7. Aggregation queries

The hugr generates aggregation queries for the data objects (tables and views):

  • aggregation: with the single row aggregation query with name object_name_aggregation, that has the same arguments as the data query, but returns a single row with the aggregation results. The aggregation query will return an object of the type of the aggregation type for the data object.
  • bucket aggregation: with the bucket aggregation query with name object_name_bucket_aggregation, that has the same arguments as the data query, but returns a list of rows with bucket aggregation results.

The queries will be added to the Schema and as subquery fields to the data object types, that contains subqueries for the relations and joins, as well as in the query time join and spatial join.

8. Mutation input types

The hugr generates mutation input types for the tables mutation queries - insert and update.

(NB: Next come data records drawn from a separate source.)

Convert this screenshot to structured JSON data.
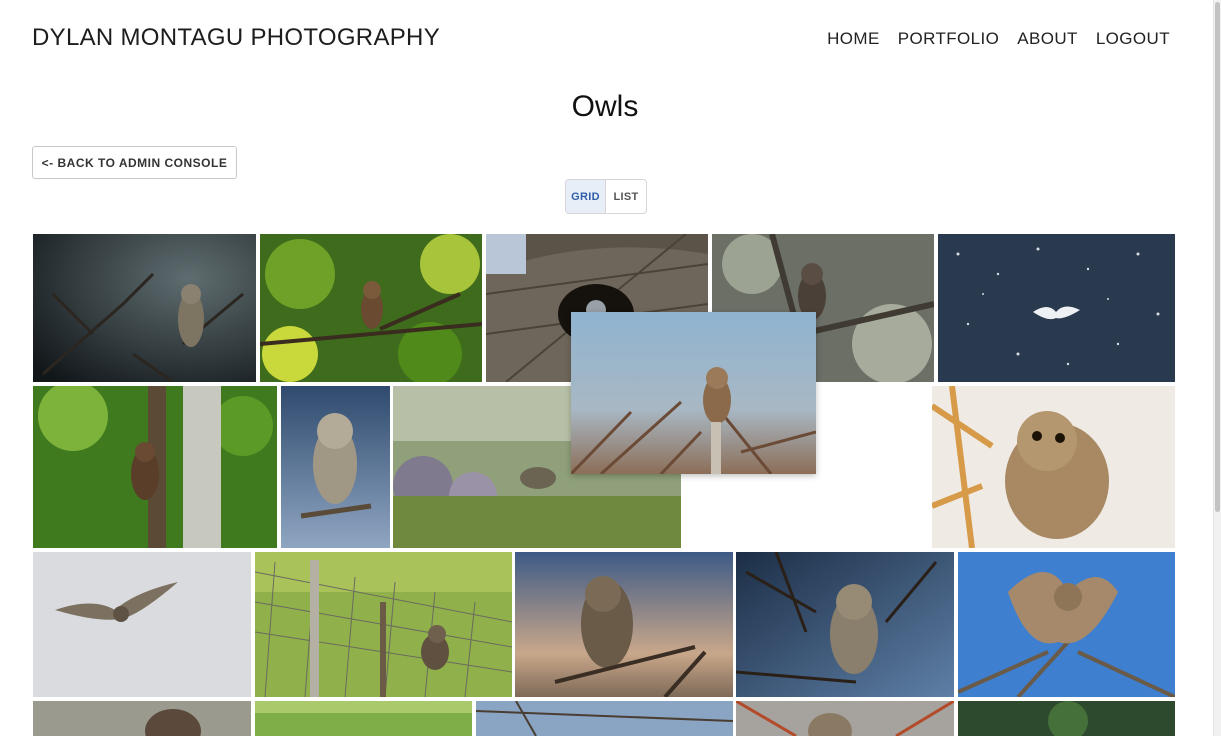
{
  "header": {
    "brand": "DYLAN MONTAGU PHOTOGRAPHY",
    "nav": [
      {
        "label": "HOME"
      },
      {
        "label": "PORTFOLIO"
      },
      {
        "label": "ABOUT"
      },
      {
        "label": "LOGOUT"
      }
    ]
  },
  "page": {
    "title": "Owls",
    "back_button": "<- BACK TO ADMIN CONSOLE"
  },
  "view_toggle": {
    "grid_label": "GRID",
    "list_label": "LIST",
    "selected": "GRID"
  },
  "gallery": {
    "photo_count_visible": 20,
    "dragging_photo": "owl perched on bare branches"
  },
  "colors": {
    "accent": "#2f5ea8",
    "toggle_active_bg": "#e7eef8"
  }
}
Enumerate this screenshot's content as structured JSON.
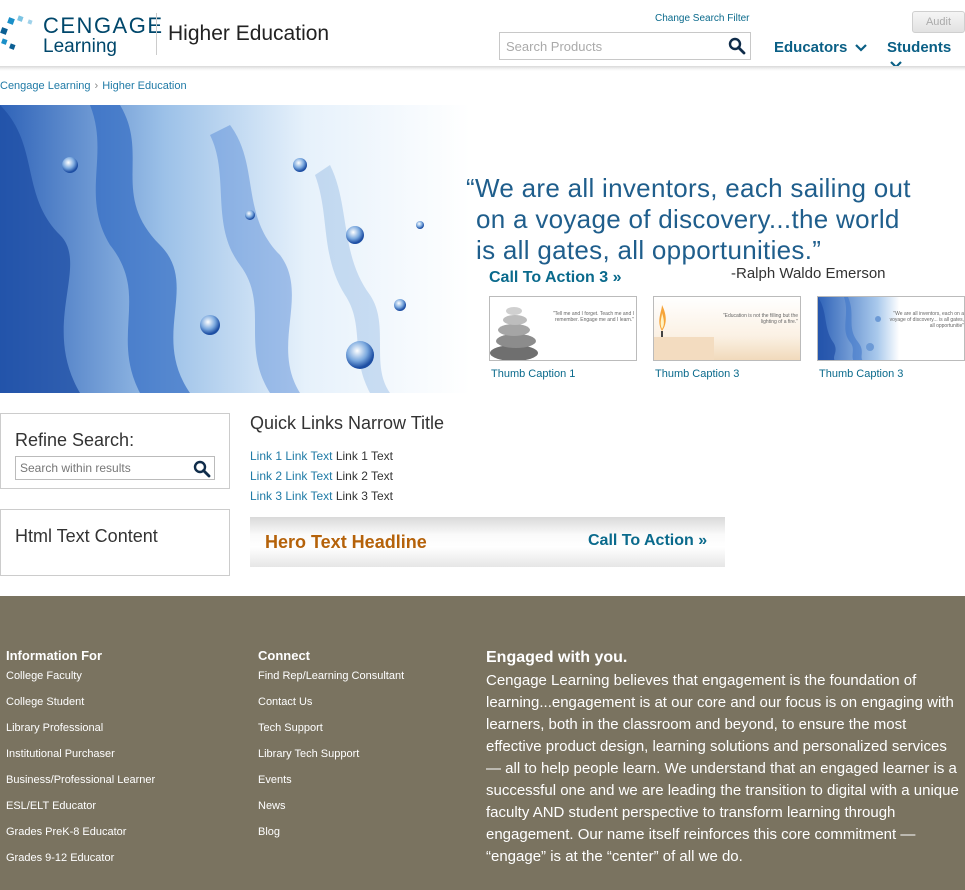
{
  "header": {
    "logo_top": "CENGAGE",
    "logo_bottom": "Learning",
    "division_title": "Higher Education",
    "change_filter": "Change Search Filter",
    "search_placeholder": "Search Products",
    "nav": [
      {
        "label": "Educators"
      },
      {
        "label": "Students"
      }
    ],
    "audit_label": "Audit"
  },
  "breadcrumb": {
    "items": [
      "Cengage Learning",
      "Higher Education"
    ]
  },
  "hero": {
    "quote_line1": "“We are all inventors, each sailing out",
    "quote_line2": "on a voyage of discovery...the world",
    "quote_line3": "is all gates, all opportunities.”",
    "attribution": "-Ralph Waldo Emerson",
    "cta_label": "Call To Action 3",
    "thumbs": [
      {
        "caption": "Thumb Caption 1",
        "quote": "\"Tell me and I forget. Teach me and I remember. Engage me and I learn.\""
      },
      {
        "caption": "Thumb Caption 3",
        "quote": "\"Education is not the filling but the lighting of a fire.\""
      },
      {
        "caption": "Thumb Caption 3",
        "quote": "\"We are all inventors, each on a voyage of discovery... is all gates, all opportunitie\""
      }
    ]
  },
  "refine": {
    "title": "Refine Search:",
    "placeholder": "Search within results"
  },
  "html_box": {
    "text": "Html Text Content"
  },
  "quick_links": {
    "title": "Quick Links Narrow Title",
    "items": [
      {
        "link": "Link 1 Link Text",
        "text": "Link 1 Text"
      },
      {
        "link": "Link 2 Link Text",
        "text": "Link 2 Text"
      },
      {
        "link": "Link 3 Link Text",
        "text": "Link 3 Text"
      }
    ]
  },
  "hero_bar": {
    "headline": "Hero Text Headline",
    "cta_label": "Call To Action"
  },
  "footer": {
    "info_title": "Information For",
    "info_links": [
      "College Faculty",
      "College Student",
      "Library Professional",
      "Institutional Purchaser",
      "Business/Professional Learner",
      "ESL/ELT Educator",
      "Grades PreK-8 Educator",
      "Grades 9-12 Educator"
    ],
    "connect_title": "Connect",
    "connect_links": [
      "Find Rep/Learning Consultant",
      "Contact Us",
      "Tech Support",
      "Library Tech Support",
      "Events",
      "News",
      "Blog"
    ],
    "engaged_title": "Engaged with you.",
    "engaged_body": "Cengage Learning believes that engagement is the foundation of learning...engagement is at our core and our focus is on engaging with learners, both in the classroom and beyond, to ensure the most effective product design, learning solutions and personalized services — all to help people learn. We understand that an engaged learner is a successful one and we are leading the transition to digital with a unique faculty AND student perspective to transform learning through engagement. Our name itself reinforces this core commitment — “engage” is at the “center” of all we do."
  },
  "colors": {
    "brand_blue": "#00476b",
    "link_blue": "#0a6a8c",
    "hero_orange": "#b5620a",
    "footer_bg": "#7a7360"
  },
  "icons": {
    "search": "search-icon",
    "chevron": "chevron-down-icon",
    "double_chevron": "double-chevron-right-icon"
  }
}
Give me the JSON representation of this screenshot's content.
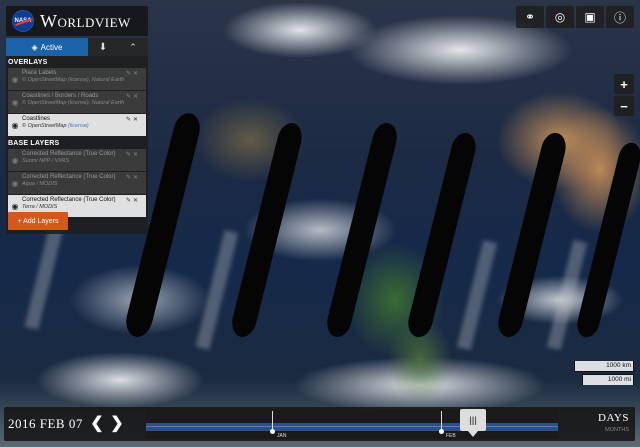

The insert mutation type will contain all fields of the table, except join subquery fields and function calls. The relations subquery fields will be added to the insert mutation type, allowing to insert related data. The m2m relations subquery fields will be added to the insert mutation type, allowing to insert related data.

9. Mutation queries

The hugr generates mutation queries for the tables for the insert, update and delete operations:

  • insert: with the name insert_object_name, that accepts an argument of the type of the insert mutation input type for the data object and returns a single row with the inserted data, if the table has a primary key field, or OperationResult type, if the table does not have a primary key field.
  • update: with the name update_object_name, that accepts an required argument dataof the type of the update mutation input type for the data object and optional argument filter. Returns OperationResult type.
  • delete: with the name delete_object_name, that accepts an optional filter argument and returns OperationResult type.

The OperationResult type contains following fields:

  • affected_rows: an integer that specifies the number of rows affected by the operation.
  • success: a boolean that specifies whether the operation was successful or not.
  • message: a string that contains the message about the operation result.
  • last_id: an integer that specifies the last inserted row id, if the operation was successful and the table has a primary key field.